(PouSiOuPaTKonnen) – Les États-Unis dénoncent les traitements infligés aux Haïtiens sur le territoire voisin. Dans un rapport annuel sur les pratiques en matière de droits de l’homme, ils mettent en évidence la surpopulation, les conditions insalubres et les violences physiques prévalant dans les prisons en République dominicaine. Le Département d’État américain dit respecter les dispositions de la Constitution dominicaine. Toutefois, il critique le fait que les personnes identifiées ou perçues comme des migrants haïtiens sans papiers sont souvent détenues sans motif valable, a-t-on appris le mardi 23 avril.
Les États-Unis déplorent le fait que de nombreuses personnes sont fréquemment détenues par des agents de l’immigration sans justification. Dans cette catégorie, figurent des citoyens dominicains, des étrangers résidents légaux et d’autres, pour la seule raison qu’ils sont perçus comme des Haïtiens.
La loi stipule qu’une personne accusée d’un crime peut être détenue sans ordonnance du tribunal pendant 48 heures maximum.
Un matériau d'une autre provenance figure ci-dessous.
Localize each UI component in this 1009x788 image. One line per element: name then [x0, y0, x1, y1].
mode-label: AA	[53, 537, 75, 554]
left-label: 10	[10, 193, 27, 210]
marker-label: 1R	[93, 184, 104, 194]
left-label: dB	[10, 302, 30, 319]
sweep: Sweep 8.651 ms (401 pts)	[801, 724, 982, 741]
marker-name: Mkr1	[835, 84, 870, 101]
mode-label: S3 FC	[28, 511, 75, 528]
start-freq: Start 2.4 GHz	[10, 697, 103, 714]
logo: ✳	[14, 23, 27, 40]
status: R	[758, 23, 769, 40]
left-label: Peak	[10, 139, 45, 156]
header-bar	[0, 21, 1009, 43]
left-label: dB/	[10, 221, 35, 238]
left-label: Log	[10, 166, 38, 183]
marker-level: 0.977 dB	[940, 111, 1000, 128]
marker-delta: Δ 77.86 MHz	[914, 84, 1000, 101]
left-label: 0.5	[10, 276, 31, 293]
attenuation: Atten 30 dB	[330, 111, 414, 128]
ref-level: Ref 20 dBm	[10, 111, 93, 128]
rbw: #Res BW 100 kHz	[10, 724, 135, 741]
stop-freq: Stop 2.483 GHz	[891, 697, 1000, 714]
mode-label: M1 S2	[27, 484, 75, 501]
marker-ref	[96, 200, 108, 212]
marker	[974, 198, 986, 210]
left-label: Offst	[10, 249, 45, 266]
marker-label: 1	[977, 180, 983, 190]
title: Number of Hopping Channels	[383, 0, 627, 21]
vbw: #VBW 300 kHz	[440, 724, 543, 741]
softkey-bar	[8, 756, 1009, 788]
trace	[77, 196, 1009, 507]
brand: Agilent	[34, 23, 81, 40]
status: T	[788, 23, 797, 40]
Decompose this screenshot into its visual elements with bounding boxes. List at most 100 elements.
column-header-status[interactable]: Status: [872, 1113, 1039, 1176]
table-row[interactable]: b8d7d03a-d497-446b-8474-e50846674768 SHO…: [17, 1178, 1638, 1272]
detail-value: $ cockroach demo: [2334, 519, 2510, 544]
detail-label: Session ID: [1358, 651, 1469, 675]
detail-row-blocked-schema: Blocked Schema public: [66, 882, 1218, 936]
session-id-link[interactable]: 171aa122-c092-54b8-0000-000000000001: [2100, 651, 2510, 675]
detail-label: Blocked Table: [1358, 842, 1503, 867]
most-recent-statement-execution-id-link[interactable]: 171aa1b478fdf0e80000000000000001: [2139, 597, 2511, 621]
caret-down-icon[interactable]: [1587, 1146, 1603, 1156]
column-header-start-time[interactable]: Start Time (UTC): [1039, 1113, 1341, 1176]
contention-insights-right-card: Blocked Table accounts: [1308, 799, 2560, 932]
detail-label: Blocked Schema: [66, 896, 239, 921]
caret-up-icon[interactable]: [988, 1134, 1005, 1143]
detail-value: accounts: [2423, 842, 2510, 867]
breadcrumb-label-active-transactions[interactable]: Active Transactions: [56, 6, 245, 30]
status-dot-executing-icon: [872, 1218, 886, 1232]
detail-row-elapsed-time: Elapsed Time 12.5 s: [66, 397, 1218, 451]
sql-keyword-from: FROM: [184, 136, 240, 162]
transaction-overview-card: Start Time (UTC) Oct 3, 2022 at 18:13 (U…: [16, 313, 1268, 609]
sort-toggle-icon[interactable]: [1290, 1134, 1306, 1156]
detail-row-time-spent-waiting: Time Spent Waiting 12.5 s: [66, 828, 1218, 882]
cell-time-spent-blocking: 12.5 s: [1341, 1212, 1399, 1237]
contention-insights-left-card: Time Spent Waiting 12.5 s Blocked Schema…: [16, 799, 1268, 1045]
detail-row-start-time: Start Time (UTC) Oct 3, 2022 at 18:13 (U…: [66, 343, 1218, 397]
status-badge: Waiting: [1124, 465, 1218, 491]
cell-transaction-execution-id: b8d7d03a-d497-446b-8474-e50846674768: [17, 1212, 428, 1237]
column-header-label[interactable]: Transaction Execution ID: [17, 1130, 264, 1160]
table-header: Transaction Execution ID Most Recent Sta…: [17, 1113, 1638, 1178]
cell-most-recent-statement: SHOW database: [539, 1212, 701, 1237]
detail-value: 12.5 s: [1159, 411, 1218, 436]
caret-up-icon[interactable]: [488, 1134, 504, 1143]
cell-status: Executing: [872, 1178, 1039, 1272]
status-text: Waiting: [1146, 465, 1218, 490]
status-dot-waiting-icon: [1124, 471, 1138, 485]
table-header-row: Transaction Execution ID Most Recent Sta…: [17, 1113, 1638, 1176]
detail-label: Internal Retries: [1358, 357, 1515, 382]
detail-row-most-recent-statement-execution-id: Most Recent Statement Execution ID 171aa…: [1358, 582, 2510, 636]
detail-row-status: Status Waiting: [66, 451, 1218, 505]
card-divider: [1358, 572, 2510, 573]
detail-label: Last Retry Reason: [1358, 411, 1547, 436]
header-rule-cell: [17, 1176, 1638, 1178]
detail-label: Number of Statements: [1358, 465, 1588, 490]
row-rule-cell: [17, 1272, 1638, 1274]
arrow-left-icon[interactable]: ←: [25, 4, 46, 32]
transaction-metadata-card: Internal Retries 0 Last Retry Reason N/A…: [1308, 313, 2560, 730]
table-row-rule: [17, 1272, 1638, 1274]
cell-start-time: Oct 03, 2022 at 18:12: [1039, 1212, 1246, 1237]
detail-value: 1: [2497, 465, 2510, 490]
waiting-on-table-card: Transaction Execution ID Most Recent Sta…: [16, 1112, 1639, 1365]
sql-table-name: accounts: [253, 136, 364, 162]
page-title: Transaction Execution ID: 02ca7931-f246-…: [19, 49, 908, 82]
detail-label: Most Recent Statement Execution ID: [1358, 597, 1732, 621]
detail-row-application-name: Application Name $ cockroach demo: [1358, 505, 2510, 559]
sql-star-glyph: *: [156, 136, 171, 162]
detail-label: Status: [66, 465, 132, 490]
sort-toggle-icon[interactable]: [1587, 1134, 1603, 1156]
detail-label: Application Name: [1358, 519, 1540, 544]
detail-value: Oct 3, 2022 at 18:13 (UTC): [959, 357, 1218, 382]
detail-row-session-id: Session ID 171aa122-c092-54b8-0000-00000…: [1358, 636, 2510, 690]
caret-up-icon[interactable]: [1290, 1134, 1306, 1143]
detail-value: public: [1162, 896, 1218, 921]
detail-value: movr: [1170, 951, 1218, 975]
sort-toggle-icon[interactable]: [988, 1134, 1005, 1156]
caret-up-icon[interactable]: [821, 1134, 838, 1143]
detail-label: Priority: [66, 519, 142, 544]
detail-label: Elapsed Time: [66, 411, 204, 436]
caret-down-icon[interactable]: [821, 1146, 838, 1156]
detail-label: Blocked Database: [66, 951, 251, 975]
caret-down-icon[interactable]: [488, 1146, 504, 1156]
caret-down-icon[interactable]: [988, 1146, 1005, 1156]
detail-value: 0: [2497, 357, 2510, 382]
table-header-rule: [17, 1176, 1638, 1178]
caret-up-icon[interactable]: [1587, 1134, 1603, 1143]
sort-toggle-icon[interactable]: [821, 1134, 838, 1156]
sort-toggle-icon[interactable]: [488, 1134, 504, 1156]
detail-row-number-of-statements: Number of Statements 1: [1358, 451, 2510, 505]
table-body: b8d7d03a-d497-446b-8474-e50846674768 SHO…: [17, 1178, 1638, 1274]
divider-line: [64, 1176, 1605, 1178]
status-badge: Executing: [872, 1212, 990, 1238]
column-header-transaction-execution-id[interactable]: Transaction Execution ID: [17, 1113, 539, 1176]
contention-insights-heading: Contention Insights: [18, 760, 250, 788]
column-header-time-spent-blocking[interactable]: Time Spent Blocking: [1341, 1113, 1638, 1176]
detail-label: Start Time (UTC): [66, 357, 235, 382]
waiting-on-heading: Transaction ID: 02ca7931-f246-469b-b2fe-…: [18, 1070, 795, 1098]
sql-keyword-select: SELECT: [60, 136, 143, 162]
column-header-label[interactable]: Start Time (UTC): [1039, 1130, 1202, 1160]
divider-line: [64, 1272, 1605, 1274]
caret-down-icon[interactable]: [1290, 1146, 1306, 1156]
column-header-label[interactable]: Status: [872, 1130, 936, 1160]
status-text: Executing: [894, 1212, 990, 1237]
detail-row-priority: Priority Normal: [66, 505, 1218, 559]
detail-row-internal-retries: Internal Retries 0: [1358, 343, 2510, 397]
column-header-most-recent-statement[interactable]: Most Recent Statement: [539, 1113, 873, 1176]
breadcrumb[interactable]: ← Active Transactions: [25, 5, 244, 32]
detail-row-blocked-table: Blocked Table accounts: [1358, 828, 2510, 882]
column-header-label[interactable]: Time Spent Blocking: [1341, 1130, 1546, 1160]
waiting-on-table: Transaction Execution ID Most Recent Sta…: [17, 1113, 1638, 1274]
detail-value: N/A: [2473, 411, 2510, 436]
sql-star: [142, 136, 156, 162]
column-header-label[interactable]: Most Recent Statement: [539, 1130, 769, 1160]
Cependant, selon le Département d’État, une autre réalité a été constatée à Santo Domingo où des personnes sont détenues dans des centres de détention pendant très longtemps avant d’être libérées, transférées ou expulsées.
Suivant les différents témoignages recueillis auprès de la société civile, souvent, la police est incapable de fournir des preuves ou de démontrer les raisons valables de certaines arrestations. D’après le département d’État, lors des perquisitions, des agents ont l’habitude de confisquer des biens personnels prétendument utilisés dans des activités criminelles. Ce qui met les États-Unis en colère contre la République dominicaine pour ses traitements inhumains.